Hilda Perez Matter. In connection with the court approved settlement of the Hilda Perez v. Rent-A-Center, Inc. matter in New Jersey, the Company previously recorded a pre-tax credit in the amount of $3.0 million in the first quarter of 2009 and a pre-tax credit in the amount of $1.9 million in the second quarter of 2009 to account for cash payments to the Company representing undistributed monies in the settlement fund to which the Company is entitled pursuant to the terms of the settlement, as well as a refund of costs to administer the settlement previously paid by the Company which were not expended during the administration of the settlement.

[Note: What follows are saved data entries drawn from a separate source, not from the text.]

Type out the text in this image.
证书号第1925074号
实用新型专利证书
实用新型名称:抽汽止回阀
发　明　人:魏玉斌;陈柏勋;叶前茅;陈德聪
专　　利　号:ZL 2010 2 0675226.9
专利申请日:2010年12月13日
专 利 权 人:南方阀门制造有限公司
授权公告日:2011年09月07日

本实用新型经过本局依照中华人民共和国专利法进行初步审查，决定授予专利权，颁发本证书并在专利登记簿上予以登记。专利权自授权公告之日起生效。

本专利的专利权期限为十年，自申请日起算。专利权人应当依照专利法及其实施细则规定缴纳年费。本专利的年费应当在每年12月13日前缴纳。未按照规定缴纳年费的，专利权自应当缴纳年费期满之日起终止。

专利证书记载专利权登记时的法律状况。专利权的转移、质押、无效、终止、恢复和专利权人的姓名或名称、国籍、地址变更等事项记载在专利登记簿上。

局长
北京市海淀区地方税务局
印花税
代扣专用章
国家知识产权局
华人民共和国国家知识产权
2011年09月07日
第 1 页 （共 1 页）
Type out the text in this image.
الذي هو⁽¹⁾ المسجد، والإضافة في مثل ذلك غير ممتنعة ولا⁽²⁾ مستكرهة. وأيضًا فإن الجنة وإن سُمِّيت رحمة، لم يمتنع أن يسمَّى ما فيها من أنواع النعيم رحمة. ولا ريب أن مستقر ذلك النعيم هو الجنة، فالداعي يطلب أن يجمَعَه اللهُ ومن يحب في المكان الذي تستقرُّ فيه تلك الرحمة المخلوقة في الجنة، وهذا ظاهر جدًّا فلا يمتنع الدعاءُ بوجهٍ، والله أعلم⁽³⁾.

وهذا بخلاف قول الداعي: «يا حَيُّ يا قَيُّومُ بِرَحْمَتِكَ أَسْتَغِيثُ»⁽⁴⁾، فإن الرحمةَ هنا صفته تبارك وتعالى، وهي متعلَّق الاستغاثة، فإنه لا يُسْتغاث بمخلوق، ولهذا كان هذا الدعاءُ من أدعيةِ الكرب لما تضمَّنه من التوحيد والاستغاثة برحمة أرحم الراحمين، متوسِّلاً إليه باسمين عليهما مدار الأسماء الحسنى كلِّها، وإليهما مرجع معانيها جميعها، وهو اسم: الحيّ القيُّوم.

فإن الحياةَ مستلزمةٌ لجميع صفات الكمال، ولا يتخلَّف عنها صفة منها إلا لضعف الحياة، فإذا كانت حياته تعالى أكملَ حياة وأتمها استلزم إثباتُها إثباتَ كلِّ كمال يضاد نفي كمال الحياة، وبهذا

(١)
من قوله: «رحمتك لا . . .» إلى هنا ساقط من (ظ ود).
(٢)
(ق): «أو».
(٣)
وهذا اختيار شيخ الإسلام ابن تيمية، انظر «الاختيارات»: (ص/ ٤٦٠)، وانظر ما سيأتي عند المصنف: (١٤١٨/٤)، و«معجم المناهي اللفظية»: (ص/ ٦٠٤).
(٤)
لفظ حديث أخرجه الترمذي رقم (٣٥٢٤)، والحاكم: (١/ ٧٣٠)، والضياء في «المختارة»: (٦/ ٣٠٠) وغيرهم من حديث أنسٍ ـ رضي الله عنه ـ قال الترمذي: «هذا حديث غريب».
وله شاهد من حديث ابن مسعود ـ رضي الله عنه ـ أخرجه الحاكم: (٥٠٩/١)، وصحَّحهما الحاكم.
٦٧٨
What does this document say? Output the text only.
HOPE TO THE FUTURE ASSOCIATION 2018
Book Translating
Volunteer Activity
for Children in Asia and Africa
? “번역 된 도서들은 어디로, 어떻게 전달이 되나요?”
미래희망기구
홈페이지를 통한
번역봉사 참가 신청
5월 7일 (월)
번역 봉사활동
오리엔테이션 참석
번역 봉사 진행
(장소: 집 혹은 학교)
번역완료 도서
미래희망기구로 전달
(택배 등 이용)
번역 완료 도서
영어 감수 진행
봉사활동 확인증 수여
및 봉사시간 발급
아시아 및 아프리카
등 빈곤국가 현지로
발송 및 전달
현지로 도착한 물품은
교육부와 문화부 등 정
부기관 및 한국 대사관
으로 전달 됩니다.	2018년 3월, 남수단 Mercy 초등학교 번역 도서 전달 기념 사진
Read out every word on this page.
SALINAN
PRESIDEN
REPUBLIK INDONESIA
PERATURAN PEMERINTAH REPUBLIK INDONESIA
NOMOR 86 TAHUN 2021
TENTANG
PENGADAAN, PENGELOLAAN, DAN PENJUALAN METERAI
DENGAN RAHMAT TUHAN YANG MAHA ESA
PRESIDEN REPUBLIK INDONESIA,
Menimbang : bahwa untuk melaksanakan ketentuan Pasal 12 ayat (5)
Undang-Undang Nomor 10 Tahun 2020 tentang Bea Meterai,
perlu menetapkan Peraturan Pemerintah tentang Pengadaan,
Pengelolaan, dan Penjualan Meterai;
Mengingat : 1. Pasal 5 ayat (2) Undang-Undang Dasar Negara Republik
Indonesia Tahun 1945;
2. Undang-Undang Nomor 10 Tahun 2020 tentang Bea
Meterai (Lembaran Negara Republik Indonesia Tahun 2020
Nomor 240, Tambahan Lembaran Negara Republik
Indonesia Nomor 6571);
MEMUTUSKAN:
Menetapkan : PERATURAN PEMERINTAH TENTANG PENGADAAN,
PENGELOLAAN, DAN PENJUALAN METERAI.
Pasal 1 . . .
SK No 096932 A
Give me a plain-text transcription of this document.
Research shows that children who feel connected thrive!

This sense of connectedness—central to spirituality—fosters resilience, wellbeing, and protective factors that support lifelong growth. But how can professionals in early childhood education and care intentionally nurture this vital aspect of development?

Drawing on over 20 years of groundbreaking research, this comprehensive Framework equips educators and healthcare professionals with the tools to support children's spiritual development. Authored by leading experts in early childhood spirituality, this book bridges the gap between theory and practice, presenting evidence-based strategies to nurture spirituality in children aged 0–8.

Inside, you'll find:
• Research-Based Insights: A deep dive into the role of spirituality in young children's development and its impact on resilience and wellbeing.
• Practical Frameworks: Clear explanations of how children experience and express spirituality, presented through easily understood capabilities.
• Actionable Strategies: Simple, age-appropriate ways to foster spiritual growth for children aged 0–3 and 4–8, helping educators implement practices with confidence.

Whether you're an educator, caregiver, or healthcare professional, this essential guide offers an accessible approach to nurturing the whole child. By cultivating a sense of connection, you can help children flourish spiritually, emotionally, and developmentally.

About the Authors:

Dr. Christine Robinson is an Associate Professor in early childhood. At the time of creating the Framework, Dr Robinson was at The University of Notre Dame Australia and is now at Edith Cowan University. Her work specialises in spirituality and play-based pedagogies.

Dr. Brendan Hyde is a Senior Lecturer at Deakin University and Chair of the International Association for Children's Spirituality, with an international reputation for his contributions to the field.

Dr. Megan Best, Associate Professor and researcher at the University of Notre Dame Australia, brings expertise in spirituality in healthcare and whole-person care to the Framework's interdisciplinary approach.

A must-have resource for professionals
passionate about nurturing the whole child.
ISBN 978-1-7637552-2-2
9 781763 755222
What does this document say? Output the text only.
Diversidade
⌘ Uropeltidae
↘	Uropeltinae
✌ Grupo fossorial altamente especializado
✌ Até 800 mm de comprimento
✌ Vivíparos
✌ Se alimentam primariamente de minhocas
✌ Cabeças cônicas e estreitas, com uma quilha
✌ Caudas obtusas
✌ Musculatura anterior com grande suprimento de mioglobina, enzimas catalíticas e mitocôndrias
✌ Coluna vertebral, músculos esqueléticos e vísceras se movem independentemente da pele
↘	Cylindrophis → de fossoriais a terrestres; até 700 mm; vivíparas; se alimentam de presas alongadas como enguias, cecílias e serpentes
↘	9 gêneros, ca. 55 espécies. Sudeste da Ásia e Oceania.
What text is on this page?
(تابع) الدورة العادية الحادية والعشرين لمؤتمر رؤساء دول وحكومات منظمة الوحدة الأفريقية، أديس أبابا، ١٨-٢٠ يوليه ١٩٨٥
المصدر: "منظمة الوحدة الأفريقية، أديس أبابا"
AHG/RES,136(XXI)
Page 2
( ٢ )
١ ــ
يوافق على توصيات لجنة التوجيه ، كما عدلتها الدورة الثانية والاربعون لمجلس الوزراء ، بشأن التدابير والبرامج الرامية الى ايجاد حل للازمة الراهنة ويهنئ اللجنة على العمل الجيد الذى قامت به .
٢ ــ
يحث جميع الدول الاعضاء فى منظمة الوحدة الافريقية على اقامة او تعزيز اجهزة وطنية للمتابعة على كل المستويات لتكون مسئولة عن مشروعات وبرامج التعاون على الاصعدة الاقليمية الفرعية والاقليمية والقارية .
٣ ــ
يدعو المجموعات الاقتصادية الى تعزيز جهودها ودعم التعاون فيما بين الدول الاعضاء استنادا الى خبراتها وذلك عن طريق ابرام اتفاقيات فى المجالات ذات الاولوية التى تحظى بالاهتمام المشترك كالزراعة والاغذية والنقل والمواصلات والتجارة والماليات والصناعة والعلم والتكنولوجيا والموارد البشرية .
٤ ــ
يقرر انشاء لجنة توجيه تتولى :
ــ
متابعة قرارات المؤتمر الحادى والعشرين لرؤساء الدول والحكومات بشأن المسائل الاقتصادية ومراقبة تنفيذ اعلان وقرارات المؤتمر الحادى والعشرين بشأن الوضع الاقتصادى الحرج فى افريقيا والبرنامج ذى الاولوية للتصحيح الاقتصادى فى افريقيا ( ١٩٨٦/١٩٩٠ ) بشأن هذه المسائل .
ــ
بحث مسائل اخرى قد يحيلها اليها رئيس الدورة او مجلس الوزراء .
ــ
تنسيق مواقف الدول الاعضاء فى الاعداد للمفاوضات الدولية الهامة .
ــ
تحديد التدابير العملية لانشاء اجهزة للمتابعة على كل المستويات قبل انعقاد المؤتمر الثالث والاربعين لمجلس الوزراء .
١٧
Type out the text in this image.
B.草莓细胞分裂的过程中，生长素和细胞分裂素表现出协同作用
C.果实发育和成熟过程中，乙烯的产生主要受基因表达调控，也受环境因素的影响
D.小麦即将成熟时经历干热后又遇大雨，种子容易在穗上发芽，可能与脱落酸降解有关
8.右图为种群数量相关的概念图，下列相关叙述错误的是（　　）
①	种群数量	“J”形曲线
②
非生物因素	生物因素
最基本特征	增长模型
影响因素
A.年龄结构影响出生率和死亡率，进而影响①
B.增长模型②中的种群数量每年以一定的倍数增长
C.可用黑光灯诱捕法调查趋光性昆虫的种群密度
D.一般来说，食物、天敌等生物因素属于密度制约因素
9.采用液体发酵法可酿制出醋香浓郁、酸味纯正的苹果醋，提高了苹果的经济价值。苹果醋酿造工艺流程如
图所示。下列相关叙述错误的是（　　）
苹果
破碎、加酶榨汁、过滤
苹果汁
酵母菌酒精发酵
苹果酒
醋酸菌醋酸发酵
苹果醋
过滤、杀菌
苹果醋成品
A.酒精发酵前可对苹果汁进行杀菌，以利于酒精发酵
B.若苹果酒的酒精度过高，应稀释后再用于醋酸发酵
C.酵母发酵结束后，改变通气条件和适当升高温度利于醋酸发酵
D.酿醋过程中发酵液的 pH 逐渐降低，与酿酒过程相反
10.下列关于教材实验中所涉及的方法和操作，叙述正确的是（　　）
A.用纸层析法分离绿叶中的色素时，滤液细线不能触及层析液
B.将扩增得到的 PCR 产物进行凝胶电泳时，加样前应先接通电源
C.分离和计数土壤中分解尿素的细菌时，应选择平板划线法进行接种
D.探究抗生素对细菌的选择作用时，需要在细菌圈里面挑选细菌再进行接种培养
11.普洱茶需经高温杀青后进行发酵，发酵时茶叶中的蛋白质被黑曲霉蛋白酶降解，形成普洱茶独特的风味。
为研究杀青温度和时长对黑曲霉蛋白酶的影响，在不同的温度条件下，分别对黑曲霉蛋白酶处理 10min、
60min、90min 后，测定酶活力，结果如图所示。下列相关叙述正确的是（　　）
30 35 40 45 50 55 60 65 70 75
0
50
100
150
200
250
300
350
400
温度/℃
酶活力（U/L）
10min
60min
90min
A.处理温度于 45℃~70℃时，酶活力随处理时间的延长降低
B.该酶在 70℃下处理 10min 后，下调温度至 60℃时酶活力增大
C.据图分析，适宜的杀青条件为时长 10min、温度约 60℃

Through the twelve month period ended December 31, 2009, the total pre-tax credit of approximately $4.9 million increased net earnings per diluted share by approximately $0.04.

Rent-A-Center, Inc., headquartered in Plano, Texas, currently operates approximately 3,000 company-owned stores nationwide and in Canada, Mexico and Puerto Rico. The stores generally offer high-quality, durable goods such as major consumer electronics, appliances, computers and furniture and accessories under flexible rental purchase agreements that generally allow the customer to obtain ownership of the merchandise at the conclusion of an agreed upon rental period. ColorTyme, Inc., a wholly owned subsidiary of the Company, is a national franchiser of approximately 210 rent-to-own stores operating under the trade name of "ColorTyme."